Medicare Open Enrollment begins tomorrow, October 15, giving people with Medicare the option to shop for new coverage for the coming year. But many beneficiaries do not compare plans and may find themselves with coverage that is too expensive or not suited for their needs.
This week, the Kaiser Family Foundation (KFF) released a new report showing that 71% of beneficiaries did not compare their Medicare Advantage (MA) plan options. The drug plan shares were even worse, with 81% of those in MA drug plans and 72% of those in traditional Medicare with stand-alone drug plans not reviewing their coverage. Some of this may be because beneficiaries are overwhelmed due to the proliferation of plans. According to KFF’s report, in 2021, the average person with Medicare has 33 MA plans and 30 stand-alone Part D plans to compare.
Those who are content with their coverage do not have to make a change during Open Enrollment, but everyone with Medicare should at least look over all of their insurance information, including all supplemental coverage such as Medigaps, to make sure it is the best coverage for their circumstances. For unbiased, one-on-one help, people can contact their local State Health Insurance Assistance Program (SHIP).

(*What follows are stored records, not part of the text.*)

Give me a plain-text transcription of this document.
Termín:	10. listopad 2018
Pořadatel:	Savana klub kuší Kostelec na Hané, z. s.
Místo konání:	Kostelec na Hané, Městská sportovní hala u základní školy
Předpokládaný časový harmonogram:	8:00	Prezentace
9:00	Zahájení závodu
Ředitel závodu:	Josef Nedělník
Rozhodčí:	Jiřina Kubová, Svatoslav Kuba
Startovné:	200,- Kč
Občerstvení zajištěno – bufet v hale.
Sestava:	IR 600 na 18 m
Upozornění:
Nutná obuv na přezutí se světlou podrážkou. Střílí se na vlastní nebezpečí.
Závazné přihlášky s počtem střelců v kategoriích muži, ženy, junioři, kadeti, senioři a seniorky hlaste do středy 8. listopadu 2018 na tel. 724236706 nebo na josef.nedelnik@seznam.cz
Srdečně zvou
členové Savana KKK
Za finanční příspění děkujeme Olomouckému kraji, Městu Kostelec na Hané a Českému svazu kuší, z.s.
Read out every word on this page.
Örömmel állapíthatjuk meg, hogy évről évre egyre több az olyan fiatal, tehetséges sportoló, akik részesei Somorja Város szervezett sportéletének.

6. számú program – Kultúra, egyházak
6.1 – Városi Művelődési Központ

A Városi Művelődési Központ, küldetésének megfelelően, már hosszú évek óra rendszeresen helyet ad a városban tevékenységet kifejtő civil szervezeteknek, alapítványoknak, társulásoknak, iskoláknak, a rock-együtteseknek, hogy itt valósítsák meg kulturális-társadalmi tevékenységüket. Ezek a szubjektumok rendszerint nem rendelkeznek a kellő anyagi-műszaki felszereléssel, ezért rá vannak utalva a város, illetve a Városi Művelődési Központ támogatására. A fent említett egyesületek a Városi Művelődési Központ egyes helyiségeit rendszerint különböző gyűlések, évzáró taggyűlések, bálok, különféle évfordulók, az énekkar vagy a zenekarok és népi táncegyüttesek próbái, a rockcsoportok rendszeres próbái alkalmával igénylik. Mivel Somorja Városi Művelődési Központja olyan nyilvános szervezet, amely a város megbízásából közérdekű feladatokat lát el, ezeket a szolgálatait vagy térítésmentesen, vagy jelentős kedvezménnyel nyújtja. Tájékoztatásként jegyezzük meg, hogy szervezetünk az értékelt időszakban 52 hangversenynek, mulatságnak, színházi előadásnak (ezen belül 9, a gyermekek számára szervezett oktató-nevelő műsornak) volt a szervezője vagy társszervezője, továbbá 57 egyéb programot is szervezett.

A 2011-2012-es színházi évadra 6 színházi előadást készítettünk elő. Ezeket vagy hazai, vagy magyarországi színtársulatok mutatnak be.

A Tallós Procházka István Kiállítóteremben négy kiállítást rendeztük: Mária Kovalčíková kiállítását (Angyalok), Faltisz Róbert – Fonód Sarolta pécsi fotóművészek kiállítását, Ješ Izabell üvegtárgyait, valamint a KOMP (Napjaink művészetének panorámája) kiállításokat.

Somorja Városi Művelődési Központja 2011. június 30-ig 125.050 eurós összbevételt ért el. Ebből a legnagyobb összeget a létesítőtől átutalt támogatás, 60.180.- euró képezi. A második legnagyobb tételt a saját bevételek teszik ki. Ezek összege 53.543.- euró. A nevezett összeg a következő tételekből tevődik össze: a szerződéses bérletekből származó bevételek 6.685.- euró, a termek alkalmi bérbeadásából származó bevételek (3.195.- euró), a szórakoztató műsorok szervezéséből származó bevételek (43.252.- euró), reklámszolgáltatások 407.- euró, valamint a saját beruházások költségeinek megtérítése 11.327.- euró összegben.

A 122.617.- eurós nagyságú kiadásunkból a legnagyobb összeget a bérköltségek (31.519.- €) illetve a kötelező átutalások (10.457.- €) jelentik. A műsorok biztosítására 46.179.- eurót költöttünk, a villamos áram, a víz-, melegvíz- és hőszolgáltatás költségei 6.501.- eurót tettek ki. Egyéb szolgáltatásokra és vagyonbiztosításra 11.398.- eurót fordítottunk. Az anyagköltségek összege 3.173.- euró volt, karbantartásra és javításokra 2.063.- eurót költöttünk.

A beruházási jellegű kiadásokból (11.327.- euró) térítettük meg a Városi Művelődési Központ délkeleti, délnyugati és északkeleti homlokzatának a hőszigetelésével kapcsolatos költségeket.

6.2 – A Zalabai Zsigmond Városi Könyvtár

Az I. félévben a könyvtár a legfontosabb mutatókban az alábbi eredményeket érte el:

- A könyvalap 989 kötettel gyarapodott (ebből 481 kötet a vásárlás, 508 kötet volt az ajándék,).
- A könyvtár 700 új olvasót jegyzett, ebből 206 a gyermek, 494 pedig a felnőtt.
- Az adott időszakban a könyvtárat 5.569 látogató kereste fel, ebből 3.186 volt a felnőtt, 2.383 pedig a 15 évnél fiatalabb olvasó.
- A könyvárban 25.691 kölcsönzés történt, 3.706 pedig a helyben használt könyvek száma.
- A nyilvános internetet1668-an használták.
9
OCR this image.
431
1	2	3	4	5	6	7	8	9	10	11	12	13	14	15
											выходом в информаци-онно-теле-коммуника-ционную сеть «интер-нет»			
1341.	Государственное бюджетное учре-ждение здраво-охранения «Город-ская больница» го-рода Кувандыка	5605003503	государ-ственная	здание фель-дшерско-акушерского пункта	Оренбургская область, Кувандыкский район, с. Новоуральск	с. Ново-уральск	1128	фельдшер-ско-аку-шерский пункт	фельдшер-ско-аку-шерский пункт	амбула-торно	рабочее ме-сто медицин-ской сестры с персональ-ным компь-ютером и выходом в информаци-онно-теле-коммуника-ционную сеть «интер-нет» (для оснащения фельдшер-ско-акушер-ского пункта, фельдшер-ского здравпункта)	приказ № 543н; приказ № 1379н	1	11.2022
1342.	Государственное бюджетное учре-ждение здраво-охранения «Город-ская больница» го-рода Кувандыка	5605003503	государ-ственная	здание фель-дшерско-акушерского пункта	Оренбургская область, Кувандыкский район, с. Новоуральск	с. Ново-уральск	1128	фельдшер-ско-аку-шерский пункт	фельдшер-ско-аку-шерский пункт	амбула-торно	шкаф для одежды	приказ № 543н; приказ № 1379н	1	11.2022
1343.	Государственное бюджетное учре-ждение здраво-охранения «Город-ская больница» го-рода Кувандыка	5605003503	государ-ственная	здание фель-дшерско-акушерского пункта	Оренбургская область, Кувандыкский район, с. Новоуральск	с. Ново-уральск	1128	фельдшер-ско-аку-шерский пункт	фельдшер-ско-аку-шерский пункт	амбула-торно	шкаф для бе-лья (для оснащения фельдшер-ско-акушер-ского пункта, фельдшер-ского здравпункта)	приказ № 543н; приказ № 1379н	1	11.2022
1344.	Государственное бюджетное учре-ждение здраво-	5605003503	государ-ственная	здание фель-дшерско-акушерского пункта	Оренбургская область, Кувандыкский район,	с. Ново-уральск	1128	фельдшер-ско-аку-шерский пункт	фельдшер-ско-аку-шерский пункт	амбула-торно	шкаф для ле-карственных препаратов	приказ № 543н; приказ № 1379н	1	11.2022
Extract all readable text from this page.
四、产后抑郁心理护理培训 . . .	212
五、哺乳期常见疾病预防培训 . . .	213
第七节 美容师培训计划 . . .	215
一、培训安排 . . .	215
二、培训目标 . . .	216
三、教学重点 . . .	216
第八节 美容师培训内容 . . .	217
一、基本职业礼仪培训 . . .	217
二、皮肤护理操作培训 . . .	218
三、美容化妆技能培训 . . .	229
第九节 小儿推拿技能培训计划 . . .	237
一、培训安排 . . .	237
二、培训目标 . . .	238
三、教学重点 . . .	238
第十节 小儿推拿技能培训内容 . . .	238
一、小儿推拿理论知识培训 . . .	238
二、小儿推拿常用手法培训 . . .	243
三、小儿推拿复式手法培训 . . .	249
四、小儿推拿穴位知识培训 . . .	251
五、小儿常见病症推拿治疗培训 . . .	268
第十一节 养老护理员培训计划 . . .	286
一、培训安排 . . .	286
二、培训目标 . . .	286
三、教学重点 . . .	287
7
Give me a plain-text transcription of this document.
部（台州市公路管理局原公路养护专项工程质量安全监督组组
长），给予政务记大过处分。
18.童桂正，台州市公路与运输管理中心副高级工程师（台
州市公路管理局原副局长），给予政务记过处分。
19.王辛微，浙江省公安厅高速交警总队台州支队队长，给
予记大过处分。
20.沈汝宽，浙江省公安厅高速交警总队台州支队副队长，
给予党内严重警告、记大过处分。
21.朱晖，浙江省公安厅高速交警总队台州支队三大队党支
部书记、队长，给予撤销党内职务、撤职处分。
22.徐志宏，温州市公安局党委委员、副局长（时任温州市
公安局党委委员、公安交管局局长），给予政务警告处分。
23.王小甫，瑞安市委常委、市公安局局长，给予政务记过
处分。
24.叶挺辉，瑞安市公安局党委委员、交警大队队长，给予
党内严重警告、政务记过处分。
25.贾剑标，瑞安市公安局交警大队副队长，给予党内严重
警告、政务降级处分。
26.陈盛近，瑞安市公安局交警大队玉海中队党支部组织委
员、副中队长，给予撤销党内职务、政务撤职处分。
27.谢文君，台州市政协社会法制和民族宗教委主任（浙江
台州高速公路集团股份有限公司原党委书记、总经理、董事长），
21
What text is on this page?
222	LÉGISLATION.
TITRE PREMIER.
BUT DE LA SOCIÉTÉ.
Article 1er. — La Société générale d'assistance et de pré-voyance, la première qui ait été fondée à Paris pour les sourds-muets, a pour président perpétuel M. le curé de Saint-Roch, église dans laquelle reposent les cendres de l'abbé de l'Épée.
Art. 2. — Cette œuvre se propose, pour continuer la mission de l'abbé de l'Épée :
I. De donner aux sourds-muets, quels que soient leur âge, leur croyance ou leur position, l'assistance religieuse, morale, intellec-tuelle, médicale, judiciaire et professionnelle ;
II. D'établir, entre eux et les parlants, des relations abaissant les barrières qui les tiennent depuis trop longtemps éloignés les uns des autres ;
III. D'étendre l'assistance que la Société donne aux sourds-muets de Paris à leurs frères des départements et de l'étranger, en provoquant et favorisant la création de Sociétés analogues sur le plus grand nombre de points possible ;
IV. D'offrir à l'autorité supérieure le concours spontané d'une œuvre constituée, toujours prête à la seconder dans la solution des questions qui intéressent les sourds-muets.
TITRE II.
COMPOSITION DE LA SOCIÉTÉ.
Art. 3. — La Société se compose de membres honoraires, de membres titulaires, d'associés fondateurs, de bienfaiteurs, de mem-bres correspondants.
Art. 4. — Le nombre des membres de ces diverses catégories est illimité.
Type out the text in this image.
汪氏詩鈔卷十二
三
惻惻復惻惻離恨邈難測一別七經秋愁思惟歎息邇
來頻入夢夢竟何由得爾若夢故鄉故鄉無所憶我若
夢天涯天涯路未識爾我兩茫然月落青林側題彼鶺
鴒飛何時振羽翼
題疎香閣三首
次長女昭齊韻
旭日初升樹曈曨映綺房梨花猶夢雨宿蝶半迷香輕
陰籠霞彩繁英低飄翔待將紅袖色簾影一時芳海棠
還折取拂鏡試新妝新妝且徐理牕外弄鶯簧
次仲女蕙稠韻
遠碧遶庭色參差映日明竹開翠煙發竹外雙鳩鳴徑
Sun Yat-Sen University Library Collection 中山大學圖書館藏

In preparation for Open Enrollment, the Centers for Medicare & Medicaid Services (CMS) released updated star ratings to help people shop for and compare MA and Part D plans on the Medicare Plan Finder. Both MA and Part D plans can change every year. These changes can include cost-sharing and premiums, pre-authorization rules, covered drugs or formularies, supplemental benefits, quality as shown in star ratings, and which providers are covered in the networks. Each of these is an important consideration for those who are in or contemplating joining MA or Part D plans.
At Medicare Rights, we continue to urge CMS to make the Plan Finder easier to use but also to reduce the complexity of choices beneficiaries face. We want to see fewer, high-quality plans with standardized benefits and formularies to reduce the burden and the risk of making mistakes during Open Enrollment.